Daffodil's, tulips, roses, we all recognize these flowers immediately. We "ooh" and "ah" at their vibrant colors and unique shapes. We purchase them at stores and paint pictures of them, but what about the tiny flowers that most of us don't notice, the ones hiding in the grass. Did you know that just as many popular flowers there are, there are as many, if not many more, little ones you didn't even know about? I'm still discovering new ones. Look close in the grass or the leaves and bushes you quickly walk past, often there are flowers smaller than your fingernail. They may be small, but they are just as vibrant and beautiful as the ones we are familiar with. Here are just a few of those flowers up close.
Violet Wood Sorrel (Oxalis violacea)
Violet Wood Sorrel Corrinne Brubaker
This little violet flower grows in the woods. I spotted this lone flower while walking a trail at a park near me in Florida. It has five defined petals that are vibrant and colorful. If you look close, you can see little stripes running down them. It grows in a clover-like plant. Look close at the leaves, and in the ground cover in woods to see what little woodland flowers you might find.
West Indian Lantana or Camara Lantana
West Indian LantanaCorrinne Brubaker
Native to the American tropics. I saw this flower growing in shrubs near the coast of the bay in Florida. From a distance they were small and nearly blended in with the grasses that surrounded them but as I walked past they were stunning in their sunset shades. If you look close, you'll notice that it's a cluster of smaller flowers in a circle.
A tiny violet flower in the grass
Tiny Violet FlowerCorrinne Brubaker
As you can tell, a few flowers are small and not as well known, so it was hard to identify this one. This one was tiny, smaller than my fingernail. It was nestled in the grass and grows on a tiny succulent-like plant. The bright yellow stamens stand out from the violet petals. It's a beautifully detailed flower that I spent some time admiring. It's easy to miss when you are walking through the grass; it gets overlooked since it's so tiny, I almost missed it. But just because something is tiny and not well known does not mean it's any less marvelous.
Yellow-orange flowers on a hill
Little yellow-orange flowers on a hillCorrinne Brubaker
Again, I tried and tried but couldn't identify these flowers, but I wish I could. They caught my eye as I was looking at the last flower. When you notice one small flower you notice more and more until you see the grass is filled with many varieties of wildflowers you never noticed before. These flowers are soft and velvety forming a ruffled trumpet shape, although they may have not been open all the way.
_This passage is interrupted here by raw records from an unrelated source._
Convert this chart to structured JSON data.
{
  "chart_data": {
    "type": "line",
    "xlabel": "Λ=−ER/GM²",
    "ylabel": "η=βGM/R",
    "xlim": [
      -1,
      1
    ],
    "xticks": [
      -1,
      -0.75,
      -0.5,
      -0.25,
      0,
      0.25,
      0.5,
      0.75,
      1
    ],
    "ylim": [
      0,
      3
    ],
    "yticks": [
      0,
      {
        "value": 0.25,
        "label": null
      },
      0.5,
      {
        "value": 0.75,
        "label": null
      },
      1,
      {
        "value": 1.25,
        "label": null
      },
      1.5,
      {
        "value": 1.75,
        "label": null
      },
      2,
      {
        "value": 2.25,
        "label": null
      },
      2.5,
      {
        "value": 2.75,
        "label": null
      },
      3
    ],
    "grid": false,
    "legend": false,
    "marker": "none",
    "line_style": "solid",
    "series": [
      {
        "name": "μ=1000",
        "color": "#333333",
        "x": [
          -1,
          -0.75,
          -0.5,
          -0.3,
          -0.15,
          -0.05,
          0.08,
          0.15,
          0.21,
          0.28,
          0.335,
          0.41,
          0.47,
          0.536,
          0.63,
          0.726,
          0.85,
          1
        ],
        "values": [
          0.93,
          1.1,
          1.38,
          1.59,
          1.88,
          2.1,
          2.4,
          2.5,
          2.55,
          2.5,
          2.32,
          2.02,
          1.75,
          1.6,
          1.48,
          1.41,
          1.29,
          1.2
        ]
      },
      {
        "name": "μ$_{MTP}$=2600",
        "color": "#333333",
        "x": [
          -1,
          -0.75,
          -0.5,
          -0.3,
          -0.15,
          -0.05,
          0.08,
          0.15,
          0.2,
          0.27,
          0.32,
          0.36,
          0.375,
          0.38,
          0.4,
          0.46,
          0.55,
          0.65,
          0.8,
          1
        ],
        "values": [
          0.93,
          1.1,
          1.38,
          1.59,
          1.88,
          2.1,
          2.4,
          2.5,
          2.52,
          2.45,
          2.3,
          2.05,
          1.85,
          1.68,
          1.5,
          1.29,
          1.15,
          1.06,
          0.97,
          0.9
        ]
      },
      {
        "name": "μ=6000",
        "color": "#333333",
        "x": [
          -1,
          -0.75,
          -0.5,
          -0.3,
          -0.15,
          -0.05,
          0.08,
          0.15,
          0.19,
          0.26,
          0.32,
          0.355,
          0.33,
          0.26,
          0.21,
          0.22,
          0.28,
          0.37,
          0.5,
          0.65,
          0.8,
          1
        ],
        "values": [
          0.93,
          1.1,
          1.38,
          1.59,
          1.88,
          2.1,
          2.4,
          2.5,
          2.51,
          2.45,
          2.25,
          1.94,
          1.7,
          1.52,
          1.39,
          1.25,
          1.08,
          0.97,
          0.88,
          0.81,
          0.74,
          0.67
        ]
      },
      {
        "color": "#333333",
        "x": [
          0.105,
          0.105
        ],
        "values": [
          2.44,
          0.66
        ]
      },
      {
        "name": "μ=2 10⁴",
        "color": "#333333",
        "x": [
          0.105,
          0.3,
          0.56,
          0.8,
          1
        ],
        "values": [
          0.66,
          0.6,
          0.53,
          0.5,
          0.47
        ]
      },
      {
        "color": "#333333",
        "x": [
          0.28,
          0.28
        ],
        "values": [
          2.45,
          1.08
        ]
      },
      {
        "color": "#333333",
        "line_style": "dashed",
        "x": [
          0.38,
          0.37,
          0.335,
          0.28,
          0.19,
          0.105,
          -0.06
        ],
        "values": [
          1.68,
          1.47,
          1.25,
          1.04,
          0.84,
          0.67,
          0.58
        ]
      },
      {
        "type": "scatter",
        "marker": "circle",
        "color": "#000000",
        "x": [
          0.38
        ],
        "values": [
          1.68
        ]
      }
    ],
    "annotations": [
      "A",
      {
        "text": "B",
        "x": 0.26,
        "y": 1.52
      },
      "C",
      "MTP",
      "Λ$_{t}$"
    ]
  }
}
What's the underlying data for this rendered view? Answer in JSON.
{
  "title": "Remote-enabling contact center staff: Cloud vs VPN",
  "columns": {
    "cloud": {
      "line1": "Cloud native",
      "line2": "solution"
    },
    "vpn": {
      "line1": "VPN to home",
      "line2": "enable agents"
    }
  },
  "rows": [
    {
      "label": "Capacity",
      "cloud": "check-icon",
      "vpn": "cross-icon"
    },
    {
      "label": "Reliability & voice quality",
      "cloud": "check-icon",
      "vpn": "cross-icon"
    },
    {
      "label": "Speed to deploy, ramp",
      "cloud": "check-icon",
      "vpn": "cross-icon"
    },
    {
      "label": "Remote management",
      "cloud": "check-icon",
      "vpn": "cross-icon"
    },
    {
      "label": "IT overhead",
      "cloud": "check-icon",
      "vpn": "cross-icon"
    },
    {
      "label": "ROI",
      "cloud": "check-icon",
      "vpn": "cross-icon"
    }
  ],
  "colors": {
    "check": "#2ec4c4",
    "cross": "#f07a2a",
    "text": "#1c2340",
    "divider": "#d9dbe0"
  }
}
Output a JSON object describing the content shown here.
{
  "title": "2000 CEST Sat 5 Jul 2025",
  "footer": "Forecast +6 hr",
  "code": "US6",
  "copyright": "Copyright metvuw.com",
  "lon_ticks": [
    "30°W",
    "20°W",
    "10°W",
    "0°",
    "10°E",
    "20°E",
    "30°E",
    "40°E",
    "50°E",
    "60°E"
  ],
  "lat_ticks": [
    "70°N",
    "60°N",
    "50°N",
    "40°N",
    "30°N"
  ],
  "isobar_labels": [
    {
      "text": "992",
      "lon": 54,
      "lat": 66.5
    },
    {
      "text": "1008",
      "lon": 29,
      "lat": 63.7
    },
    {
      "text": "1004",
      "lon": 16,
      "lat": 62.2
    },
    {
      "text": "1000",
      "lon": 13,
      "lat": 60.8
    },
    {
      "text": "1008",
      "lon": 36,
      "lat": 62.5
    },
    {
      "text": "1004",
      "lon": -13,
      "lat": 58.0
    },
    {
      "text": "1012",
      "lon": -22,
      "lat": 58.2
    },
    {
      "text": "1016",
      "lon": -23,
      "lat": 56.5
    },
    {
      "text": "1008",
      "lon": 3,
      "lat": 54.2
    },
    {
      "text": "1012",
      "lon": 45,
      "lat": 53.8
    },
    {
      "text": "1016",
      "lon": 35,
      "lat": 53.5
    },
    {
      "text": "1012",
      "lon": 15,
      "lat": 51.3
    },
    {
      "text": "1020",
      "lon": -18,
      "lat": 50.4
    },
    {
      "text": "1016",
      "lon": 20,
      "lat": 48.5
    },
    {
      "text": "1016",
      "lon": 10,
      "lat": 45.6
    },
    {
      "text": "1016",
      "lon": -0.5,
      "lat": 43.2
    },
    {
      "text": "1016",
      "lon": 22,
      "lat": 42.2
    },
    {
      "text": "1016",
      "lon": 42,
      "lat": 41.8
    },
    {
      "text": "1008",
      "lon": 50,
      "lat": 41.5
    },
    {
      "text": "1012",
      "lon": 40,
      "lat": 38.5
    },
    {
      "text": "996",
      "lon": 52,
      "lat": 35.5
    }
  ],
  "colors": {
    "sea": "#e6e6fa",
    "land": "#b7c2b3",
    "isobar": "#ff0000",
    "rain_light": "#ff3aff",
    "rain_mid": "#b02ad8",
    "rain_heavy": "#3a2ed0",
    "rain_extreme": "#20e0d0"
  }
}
I like how the flowers are various shades of orange and yellow.
Pink wetland flower
The bees love this pink wetland flowerCorrinne Brubaker
On skinny stalks at the edge of the lake were many little pink orchid shaped flowers. As I crouched to get a better look, I noticed how much the bees loved them. Dozens of bees flew from flower to flower drinking their nectar. Any flower that bees love is important. Even the dragonflies seemed happy around the flowers, bolting back and forth. I smelled them, and they had a subtle sweetness. Sometimes little wildflowers like these are not only beautiful, but also very important to bees, butterflies, and other pollinators and the ecosystem.
Dune FlowerCorrinne Brubaker
Abundant on the coast throughout Florida and found on nearly every dune are various varieties of dune flower. Their bright sunflower like appearance catches the eye when walking to the beach. I spotted these one growing on a small dune by the bay, amongst the brush and other grasses.
Indian Blanket (Gaillardia pulchella)
Indian Blanket FlowerCorrinne Brubaker
Indian Blanket is part of the sunflower family. Although smaller than the dune flower and hidden in the brush, it's vibrant colors caught my eye. It likes growing in full sun and sandy soils.
What new flowers have you seen lately? Whether well-known or tiny and hiding in the grass, all flowers are stunning and important. I believe they are all worth noticing, worthy of being admired and photographed. So go ahead, discover new flowers you never have before and be sure to look under your feet, because sometimes they are hiding there too.